Patients and methods

Patients

We collected lesions prospectively. A total of 799 colorectal polyps in 506 patients were examined by BLI magnification, pit pattern analysis, and histopathological diagnosis at Nagoya University Hospital between June 2013 and March 2015. In this study, we only evaluated hyperplastic polyps, adenomas, and early colorectal cancers, because lesions such as inflammatory polyps, sessile serrated adenoma/polyps, and serrated adenomas are considered difficult to differentiate even by chromoendoscopy using basal pit pattern classification [24]. The ethics committee of Nagoya University Hospital approved the protocol of this prospective study and all patients provided written informed consent. This study was registered with the University Hospital Medical Information Network Clinical Trials Registry (UMIN-CTR: UMIN 000012348).

Endoscopic examination

Patients were administered 1 to 2 L of polyethylene glycol (Niflec^® or Moviprep^®; Ajinomoto Pharma Co., Tokyo, Japan) on the morning of or the night before examination. All patients were examined with an EC-L590ZW magnifying endoscope that had the new LASEREO illumination endoscopic system allowing BLI observation. Examinations were performed by 12 colonoscopists who had total experience with over 3000 colonoscopies and 100 studies using IEE magnification. Polyps detected by conventional colonoscopy were observed using BLI magnification, followed by chromoendoscopy using 0.1 % indigo-carmine dye with or without 0.06 % crystal violet dye ([Fig. 1]). Crystal violet dye was used only for the lesions with type C in Hiroshima classification or type V in pit pattern diagnosis. The number of images was not specified because it differed according to polyp size and morphology.

Fig. 1 Process of endoscopic examination.
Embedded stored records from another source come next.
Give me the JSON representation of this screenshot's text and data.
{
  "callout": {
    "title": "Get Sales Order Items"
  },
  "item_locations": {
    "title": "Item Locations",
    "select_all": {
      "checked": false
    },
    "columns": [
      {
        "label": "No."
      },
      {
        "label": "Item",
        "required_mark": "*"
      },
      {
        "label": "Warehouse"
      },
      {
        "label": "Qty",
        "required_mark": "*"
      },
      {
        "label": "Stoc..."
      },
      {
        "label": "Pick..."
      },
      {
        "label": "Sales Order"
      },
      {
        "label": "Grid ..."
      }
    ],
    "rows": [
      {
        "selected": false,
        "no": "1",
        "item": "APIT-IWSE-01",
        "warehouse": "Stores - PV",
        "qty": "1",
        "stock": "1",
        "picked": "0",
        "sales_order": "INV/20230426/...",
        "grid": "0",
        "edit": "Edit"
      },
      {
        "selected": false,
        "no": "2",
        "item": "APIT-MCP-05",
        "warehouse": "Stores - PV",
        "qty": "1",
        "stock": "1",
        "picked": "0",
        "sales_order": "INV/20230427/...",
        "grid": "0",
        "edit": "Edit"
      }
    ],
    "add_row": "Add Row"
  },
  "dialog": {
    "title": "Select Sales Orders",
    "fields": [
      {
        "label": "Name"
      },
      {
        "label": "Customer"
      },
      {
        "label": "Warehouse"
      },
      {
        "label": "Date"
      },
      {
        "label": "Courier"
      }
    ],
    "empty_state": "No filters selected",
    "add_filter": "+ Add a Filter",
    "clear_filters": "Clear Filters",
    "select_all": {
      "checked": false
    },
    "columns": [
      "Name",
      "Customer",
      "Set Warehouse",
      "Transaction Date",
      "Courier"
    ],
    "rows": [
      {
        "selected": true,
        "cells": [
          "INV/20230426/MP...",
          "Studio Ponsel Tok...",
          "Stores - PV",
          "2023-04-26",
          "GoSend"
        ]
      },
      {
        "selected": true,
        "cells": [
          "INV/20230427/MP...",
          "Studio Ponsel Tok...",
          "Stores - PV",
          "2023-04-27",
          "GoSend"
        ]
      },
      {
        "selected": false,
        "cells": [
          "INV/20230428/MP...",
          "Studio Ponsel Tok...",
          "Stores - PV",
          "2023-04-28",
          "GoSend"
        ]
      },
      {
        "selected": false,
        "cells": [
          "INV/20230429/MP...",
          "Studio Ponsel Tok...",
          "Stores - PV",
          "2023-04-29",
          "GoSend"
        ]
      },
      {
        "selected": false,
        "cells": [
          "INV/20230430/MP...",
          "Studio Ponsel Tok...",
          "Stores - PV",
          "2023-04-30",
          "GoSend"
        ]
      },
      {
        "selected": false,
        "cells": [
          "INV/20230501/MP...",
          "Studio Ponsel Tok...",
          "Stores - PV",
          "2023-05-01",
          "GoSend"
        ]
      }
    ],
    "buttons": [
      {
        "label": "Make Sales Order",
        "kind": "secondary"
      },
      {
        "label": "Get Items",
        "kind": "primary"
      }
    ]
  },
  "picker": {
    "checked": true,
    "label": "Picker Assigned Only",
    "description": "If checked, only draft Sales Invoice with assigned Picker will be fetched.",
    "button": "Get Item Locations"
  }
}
Biopsy, endoscopic resection (polypectomy, EMR, ESD), or surgical resection was done for all polyps and all cancers were totally resected. Biopsies were obtained from sites of suspected cancer according to findings of the 2 imaging modalities, but were not otherwise specified (only 26 polyps ≥ 10 mm were biopsied). The biopsy samples were fixed in 10 % formalin, and histopathological diagnosis was done according to World Health Organization (WHO) criteria. In this study, we defined cancer invading the submucosa to a depth < 1,000 µm or ≥ 1,000 µm as slightly invasive submucosal cancer (sSM) or deeply invasive submucosal cancer (dSM), respectively. Curative endoscopic resection and surgical resection are respectively indicated for sSM and dSM according to the probability of lymph node metastasis [25] [26]. The depth of submucosal invasion was measured according to the 2014 guidelines of the Japanese Society for Cancer of the Colon and Rectum [26].

Classification

Several NBI classifications of colorectal polyps have been proposed, which can be separated into those evaluating vascular patterns and those evaluating both surface and vascular patterns [6] [12] [18]. It was thought that BLI could provide images with higher contrast because of improved brightness and narrow spectral bandwidth, so we took advantage of this to employ the Hiroshima classification, which is the only one that evaluates both surface and vascular patterns. According to the Hiroshima classification, lesions are classed as type A, B, or C ([Fig. 2]). Type A is non-neoplastic lesions, which are hyperplastic polyps (HP) and inflammatory polyps. Type B is adenoma (Ad). Type C is cancer, and this is type divided into three subtypes for differentiating dSM. Type C1 is intramucosal cancer (M) or sSM and type C3 is dSM, while type C2 is reportedly difficult to use for assessing tumor depth [6] [11]. However, we decided that type C2 indicates M-sSM to compare the diagnostic ability of BLI magnification and pit pattern analysis.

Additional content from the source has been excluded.